Credits: CLIFFORD SKARSTEDT/QMI AGENCY
What should have been a good week for Tim Hudak turned into a bad news boondoggle for the PC leader, as he found himself fighting a rearguard action against his own backbenchers.
On Wednesday, three Tory MPPs sponsored a Campaign Life news conference at Queen’s Park that called for the province to stop OHIP funding abortions.
All you could say was, “What were they thinking”?
In politics, abortion is a toxic, divisive no-win debate.
The three backbenchers derailed the launch of the Tories’ long planned “Paths to Prosperity,” that should have put Hudak on the map with his economic growth platform.
With an election almost certain within the next year, Hudak’s going to have to get his caucus under control on issues such as this if he’s to have any hope of winning.

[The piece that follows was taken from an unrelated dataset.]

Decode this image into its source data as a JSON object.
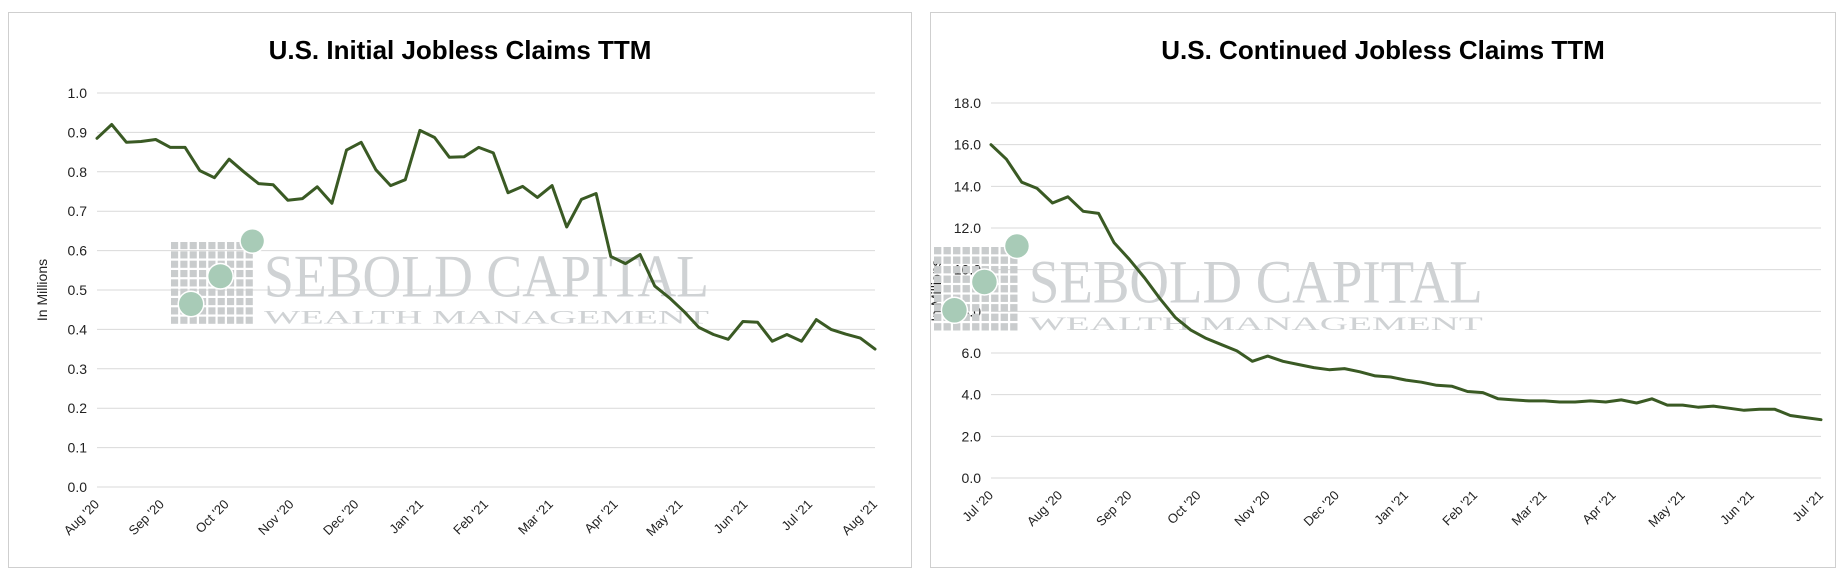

With new revelations that scrapping the Oakville power plant and moving it to eastern Ontario will cost at least $700 million — and not the $40 million the government claims — the Liberals should be on the ropes.
Instead, Hudak seems unable to gain traction — even though he’s come up with planks in his platform that have driven the agenda in this minority government.
It was Hudak who first called for an across-the-board wage freeze. The Liberals had stubbornly clung to their mantra that they couldn’t do it, that it would cause a constitutional challenge.
His plan released last week sounded a bit like the Common Sense Revolution that propelled Mike Harris into the premier’s chair in 1995.
It called for tax cuts. Hudak actually said, “Tax cuts create jobs” — the very message that was at the core of the Harris agenda.
He focused a great deal on Toronto issues — something he needs to do if he wants to make his much needed breakthrough into the GTA.
His plan to upload the TTC and some highways to the province through the Metrolinx agency actually has a lot of merit.
The TTC has become the spoiled brat of transit agencies. It doesn’t play well with others.
The GTA can no longer afford to view itself as a patchwork of municipalities and transit agencies.
Until we can build a region-wide agency where you can use one form of payment across the entire system — from GO Transit, to the TTC to York and Peel Regions — we’ll never have an efficient system.
And Hudak’s clearly aiming to win ridings in Scarborough with his pledge to build subways.
“World class cities build underground,” Hudak said.
Is his plan perfect? Of course not. But he set the agenda on the pay freeze. He could do it on gridlock.
At least in tackling some of the issues that plague the GTA, he’s showing he’s started to awaken to the reality that he must make inroads here if he’s ever going to become premier.
His biggest problem will be keeping his backbench in line on social conservative issues.
Keeping pro-life MPPs under control isn’t just a Tory problem. There are anti-abortionists in the Liberal ranks as well. Premier Dalton McGuinty, however, manages to get his people under control.
Part of the charm of Conservatives is that they are ornery renegades.
Hudak should take a leaf from Harris’ and Prime Minister Stephen Harper’s book.
Harris made it clear from the outset he was a fiscal conservative only. Abortion and other in-your-face social issues were off the table.
Harper has successfully managed to keep a lid on his backbenchers who’ve gone down that road.
Hudak needs to have a finger-wagging session with any maverick backbencher who feels like freelancing into areas like abortion.
It won’t win them any votes. And it will only alienate people who don’t like politicians sticking their noses into their private lives.
And a great many of those people are Conservatives.